I have a policy of building and running models of actual Irish narrow gauge rolling stock in order to give the railway an authentic feel. I therefore felt I needed to review the future of these freelance wagons and decide whether they could be modified and continue in service or end up on the scrap heap. Here is a breakdown of the fate of each wagon.
- Brandbright ref. GS6 4 plank open wagon - TBLR number 8. This wagon was rebuilt to resemble a Schull and Skibbereen ballast wagon in 2009. The conversion was not a success and I have now withdrawn the wagon from service. The wheels, couplings, axleguards and brake shoe have been salvaged for re-use. The dummy handbrake lever assembly made from plastic strip was thrown away and the body has found use as a lineside ballast bin.
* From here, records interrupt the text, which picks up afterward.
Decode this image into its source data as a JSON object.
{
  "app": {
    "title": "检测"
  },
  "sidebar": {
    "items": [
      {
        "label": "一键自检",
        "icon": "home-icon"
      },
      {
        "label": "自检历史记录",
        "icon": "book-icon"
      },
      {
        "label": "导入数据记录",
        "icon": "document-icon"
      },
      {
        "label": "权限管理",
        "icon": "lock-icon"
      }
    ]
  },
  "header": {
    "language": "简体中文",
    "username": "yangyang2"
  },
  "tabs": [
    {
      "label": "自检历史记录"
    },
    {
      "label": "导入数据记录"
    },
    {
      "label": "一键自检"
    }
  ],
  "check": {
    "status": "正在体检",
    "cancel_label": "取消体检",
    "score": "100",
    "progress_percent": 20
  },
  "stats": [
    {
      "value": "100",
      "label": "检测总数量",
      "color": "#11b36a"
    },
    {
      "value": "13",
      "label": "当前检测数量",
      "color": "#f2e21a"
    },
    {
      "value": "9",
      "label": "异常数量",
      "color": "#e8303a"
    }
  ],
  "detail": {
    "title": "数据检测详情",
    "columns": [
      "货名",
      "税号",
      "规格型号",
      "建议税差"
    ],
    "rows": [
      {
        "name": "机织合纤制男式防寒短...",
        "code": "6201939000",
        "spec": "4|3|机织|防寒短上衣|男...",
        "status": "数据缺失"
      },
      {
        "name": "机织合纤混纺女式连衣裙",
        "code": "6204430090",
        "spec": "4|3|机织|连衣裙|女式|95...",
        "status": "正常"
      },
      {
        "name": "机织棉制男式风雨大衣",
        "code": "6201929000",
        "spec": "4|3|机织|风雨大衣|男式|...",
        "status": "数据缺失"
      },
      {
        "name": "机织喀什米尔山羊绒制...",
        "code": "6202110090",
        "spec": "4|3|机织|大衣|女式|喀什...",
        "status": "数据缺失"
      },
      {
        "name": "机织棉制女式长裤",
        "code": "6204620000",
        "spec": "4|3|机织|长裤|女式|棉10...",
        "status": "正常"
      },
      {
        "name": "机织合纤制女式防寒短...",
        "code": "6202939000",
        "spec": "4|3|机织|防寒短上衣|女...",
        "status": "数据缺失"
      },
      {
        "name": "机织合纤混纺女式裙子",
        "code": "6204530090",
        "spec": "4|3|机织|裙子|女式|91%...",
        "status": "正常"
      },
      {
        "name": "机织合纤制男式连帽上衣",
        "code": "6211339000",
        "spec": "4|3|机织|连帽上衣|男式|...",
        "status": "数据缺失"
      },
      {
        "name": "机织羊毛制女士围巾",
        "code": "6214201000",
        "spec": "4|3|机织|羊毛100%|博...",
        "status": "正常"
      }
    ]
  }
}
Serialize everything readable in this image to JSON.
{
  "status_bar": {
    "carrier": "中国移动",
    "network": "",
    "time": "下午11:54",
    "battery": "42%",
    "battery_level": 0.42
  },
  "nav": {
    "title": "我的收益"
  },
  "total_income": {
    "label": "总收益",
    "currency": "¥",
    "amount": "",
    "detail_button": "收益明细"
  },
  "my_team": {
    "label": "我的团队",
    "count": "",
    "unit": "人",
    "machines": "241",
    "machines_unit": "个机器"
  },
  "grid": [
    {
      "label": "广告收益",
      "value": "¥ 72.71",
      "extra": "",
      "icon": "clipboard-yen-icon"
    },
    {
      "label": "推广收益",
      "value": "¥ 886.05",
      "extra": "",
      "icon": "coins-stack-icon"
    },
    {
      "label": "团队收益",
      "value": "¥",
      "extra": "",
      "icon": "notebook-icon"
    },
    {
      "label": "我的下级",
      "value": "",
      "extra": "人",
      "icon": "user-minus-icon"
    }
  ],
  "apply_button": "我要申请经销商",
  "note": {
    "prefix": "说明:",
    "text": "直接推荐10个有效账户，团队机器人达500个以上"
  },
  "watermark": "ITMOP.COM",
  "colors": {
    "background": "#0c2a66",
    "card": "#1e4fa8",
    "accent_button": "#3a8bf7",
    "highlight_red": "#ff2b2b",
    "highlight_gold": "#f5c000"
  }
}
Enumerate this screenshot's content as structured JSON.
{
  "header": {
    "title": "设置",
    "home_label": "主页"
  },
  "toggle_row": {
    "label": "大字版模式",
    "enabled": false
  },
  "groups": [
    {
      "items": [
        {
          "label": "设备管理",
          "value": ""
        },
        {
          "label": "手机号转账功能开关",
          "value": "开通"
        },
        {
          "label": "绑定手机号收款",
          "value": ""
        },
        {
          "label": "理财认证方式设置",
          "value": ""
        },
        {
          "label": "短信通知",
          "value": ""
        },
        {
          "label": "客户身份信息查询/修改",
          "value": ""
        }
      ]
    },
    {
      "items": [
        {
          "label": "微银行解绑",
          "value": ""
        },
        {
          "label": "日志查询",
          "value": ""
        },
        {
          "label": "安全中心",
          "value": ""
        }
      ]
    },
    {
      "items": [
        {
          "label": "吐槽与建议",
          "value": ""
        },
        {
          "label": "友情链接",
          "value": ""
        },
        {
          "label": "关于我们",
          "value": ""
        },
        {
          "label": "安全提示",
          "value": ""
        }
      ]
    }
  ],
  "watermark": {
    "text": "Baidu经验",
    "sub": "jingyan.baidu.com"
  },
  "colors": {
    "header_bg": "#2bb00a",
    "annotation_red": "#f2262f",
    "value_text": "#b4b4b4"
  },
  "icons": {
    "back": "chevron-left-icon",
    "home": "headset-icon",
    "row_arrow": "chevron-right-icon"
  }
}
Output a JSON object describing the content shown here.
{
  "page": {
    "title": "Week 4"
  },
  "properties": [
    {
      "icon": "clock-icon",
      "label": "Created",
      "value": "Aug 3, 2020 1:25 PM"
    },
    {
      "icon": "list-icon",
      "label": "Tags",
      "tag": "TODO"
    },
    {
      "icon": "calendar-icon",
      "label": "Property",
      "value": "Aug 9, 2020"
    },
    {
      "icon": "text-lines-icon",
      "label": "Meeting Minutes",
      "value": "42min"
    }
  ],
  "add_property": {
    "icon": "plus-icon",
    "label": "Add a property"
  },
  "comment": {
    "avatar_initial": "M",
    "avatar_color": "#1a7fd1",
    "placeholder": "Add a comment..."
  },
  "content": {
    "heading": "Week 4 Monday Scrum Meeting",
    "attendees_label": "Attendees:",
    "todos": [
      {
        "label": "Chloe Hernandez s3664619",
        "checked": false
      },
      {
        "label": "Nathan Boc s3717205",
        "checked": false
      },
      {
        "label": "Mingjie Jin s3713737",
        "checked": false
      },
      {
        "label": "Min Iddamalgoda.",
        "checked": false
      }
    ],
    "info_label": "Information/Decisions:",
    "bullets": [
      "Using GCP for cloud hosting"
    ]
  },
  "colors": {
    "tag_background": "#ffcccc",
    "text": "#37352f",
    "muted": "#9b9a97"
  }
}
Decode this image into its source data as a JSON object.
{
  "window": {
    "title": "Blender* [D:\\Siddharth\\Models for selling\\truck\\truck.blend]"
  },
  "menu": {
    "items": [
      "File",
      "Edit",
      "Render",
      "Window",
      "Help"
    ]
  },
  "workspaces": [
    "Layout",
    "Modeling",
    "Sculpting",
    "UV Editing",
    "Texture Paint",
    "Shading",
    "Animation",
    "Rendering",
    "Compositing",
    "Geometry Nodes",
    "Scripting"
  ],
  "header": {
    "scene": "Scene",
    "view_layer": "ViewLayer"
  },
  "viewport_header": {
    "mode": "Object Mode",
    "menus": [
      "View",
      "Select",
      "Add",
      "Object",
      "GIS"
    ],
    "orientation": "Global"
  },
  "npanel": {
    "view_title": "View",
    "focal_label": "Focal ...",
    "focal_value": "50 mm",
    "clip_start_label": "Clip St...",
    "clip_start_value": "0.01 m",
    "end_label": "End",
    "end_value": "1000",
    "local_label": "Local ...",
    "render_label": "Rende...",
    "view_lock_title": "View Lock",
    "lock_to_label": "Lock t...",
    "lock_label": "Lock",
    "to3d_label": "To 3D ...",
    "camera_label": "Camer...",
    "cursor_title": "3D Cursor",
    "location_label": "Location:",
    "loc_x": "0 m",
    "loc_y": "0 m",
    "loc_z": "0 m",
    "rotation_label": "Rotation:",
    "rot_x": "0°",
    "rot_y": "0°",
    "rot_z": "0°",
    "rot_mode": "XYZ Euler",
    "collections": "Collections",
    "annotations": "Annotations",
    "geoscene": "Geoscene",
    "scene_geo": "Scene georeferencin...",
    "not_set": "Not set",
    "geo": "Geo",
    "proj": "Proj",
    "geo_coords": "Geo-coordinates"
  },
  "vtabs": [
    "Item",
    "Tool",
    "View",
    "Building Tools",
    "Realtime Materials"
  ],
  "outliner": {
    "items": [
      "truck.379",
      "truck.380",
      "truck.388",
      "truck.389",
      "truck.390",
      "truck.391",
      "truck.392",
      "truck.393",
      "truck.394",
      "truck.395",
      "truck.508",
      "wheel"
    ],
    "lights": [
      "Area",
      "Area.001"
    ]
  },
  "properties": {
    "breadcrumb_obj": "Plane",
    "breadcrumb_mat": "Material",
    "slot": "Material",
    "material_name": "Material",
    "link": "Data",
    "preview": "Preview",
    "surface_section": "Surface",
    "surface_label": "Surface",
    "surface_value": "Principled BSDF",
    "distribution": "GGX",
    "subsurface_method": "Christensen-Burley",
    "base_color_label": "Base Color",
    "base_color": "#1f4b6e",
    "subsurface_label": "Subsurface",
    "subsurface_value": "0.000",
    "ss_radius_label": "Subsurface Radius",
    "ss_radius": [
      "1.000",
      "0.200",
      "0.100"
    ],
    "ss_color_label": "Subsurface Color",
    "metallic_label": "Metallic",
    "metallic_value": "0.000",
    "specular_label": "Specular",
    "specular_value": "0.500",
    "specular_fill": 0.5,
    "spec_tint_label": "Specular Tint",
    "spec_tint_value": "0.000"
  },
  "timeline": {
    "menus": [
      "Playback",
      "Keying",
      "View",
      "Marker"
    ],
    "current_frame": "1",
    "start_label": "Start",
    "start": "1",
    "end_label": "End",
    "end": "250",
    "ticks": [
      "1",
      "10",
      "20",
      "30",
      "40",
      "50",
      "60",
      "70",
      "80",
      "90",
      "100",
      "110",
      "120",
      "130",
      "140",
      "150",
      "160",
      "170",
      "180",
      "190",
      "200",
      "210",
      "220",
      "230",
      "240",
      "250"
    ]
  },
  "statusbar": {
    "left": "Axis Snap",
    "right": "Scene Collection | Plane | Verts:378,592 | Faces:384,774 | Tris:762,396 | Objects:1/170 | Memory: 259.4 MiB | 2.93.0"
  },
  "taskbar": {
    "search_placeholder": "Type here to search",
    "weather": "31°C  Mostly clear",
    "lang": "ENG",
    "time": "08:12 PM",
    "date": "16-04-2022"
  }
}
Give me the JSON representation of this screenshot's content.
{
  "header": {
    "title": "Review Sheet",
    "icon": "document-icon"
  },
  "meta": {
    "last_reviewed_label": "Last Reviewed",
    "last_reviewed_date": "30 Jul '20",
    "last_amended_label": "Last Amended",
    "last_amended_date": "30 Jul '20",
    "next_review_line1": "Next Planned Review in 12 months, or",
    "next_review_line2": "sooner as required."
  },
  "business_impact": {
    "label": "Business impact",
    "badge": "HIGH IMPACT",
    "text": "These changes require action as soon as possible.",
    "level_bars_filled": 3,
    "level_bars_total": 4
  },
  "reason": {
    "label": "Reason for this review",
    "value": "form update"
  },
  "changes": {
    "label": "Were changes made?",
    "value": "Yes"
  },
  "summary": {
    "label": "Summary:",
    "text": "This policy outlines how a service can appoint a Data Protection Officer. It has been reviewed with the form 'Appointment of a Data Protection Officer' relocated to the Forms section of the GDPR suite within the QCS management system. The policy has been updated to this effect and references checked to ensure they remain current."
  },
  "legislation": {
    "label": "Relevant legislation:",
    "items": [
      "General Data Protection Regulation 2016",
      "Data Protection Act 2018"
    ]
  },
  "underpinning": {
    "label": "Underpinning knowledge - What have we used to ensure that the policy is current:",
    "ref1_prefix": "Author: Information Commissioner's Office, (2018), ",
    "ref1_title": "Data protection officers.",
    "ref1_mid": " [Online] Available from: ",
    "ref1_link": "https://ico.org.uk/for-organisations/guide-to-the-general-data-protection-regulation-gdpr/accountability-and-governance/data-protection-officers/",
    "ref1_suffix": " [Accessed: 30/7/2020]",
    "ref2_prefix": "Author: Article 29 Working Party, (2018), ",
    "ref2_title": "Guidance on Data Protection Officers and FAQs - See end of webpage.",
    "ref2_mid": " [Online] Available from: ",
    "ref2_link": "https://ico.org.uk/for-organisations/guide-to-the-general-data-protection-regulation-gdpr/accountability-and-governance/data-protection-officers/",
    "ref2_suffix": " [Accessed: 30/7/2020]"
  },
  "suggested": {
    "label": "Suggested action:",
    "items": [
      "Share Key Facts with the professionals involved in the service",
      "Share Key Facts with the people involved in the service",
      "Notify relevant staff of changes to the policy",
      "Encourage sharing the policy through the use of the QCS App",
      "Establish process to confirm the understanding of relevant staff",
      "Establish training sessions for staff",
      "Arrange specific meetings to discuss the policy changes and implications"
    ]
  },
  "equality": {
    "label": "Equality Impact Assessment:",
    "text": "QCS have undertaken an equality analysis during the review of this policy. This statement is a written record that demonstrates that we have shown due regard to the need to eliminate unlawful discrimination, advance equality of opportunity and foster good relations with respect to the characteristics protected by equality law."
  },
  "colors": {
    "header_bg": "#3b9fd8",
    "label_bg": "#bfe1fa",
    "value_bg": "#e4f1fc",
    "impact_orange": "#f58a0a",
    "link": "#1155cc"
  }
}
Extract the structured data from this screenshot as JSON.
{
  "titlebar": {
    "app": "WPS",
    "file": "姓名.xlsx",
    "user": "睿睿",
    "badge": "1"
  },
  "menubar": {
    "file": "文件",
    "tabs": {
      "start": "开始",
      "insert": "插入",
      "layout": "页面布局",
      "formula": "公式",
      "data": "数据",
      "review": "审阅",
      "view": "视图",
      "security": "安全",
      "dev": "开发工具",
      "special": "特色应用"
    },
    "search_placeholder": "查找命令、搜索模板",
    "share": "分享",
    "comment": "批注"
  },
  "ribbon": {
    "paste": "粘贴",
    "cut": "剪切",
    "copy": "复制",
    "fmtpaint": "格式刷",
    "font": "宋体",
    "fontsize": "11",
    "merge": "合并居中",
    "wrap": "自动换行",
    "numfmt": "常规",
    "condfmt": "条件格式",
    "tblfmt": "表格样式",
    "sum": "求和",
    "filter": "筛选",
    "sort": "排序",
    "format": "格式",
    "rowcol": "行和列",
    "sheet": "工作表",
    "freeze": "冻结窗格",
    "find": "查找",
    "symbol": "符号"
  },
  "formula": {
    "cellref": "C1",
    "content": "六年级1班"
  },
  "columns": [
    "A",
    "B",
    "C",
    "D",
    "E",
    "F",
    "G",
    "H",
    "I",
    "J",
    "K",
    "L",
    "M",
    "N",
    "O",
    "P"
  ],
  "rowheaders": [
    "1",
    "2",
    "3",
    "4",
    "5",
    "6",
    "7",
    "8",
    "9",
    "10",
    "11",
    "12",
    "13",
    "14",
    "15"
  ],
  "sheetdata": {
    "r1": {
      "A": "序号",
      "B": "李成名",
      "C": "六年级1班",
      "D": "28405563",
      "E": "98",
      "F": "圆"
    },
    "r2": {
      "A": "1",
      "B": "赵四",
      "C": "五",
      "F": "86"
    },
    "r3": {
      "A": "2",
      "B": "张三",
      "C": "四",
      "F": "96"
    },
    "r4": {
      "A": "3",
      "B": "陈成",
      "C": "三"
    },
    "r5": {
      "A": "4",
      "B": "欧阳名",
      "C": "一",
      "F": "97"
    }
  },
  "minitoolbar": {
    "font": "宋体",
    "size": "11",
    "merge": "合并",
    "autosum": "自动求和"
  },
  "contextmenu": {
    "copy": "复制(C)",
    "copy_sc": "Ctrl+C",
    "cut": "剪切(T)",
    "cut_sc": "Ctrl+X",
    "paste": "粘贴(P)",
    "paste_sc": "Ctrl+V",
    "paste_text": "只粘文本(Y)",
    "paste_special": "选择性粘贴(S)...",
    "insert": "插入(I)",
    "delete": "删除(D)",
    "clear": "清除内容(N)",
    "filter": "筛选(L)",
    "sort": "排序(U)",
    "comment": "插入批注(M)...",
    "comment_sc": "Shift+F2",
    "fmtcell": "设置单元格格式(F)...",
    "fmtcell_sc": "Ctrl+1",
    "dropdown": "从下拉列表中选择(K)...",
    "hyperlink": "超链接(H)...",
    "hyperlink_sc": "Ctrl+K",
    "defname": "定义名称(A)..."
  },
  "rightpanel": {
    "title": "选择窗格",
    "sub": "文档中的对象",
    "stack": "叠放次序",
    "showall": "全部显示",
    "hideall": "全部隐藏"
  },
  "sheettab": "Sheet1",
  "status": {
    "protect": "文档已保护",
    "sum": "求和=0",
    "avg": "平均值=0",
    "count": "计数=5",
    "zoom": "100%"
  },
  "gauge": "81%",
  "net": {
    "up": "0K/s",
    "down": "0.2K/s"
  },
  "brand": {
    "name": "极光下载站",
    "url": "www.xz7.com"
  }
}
- Brandbright ref. GS15 5 plank open wagon - TBLR number 5. This wagon was rebuilt to resemble a Schull and Skibbereen 10ft. open wagon in 2009. The wagon floor was cut down both in length and width to the correct proportions of the S&S wagon and then re-assembled, extra curved top planks were added to the wagon ends and the side drop doors (non opening) were widened by relocating the hardware to the correct position. A cast metal handbrake assembly from Garden Railway Specialists was also added. The original is a 3 plank wagon and the model has 5 planks but the overall proportions are correct and I think this wagon conveys the impression of its full size counterpart. I have decided to keep this wagon in service. I recently purchased some solebar detailing sets from IP Engineering and after spraying with grey primer I have applied a full set to this wagon. The solebar details differ from the original but a) it's not a true scale model anyway, b) the extra detail looks good and c) it's my railway so I can do what I want!
- Brandbright GS14 3 plank open wagon with removable sides - TBLR number 11. Apart from the addition of a dummy handbrake assembly in 2009, this wagon has not changed since it's original upgrade in 2008. Although it is a freelance design it is a well proportioned wagon and the removable sides are an interesting feature. I have also decided to keep this wagon in service but with the addition of extra detailing and a working handbrake, see part 2 of this post.
So two of the three open wagons will be retained in service and although they are not totally authentic examples of Irish NG rolling stock I think they convey the right impression. These will be classed as being original TBLR stock.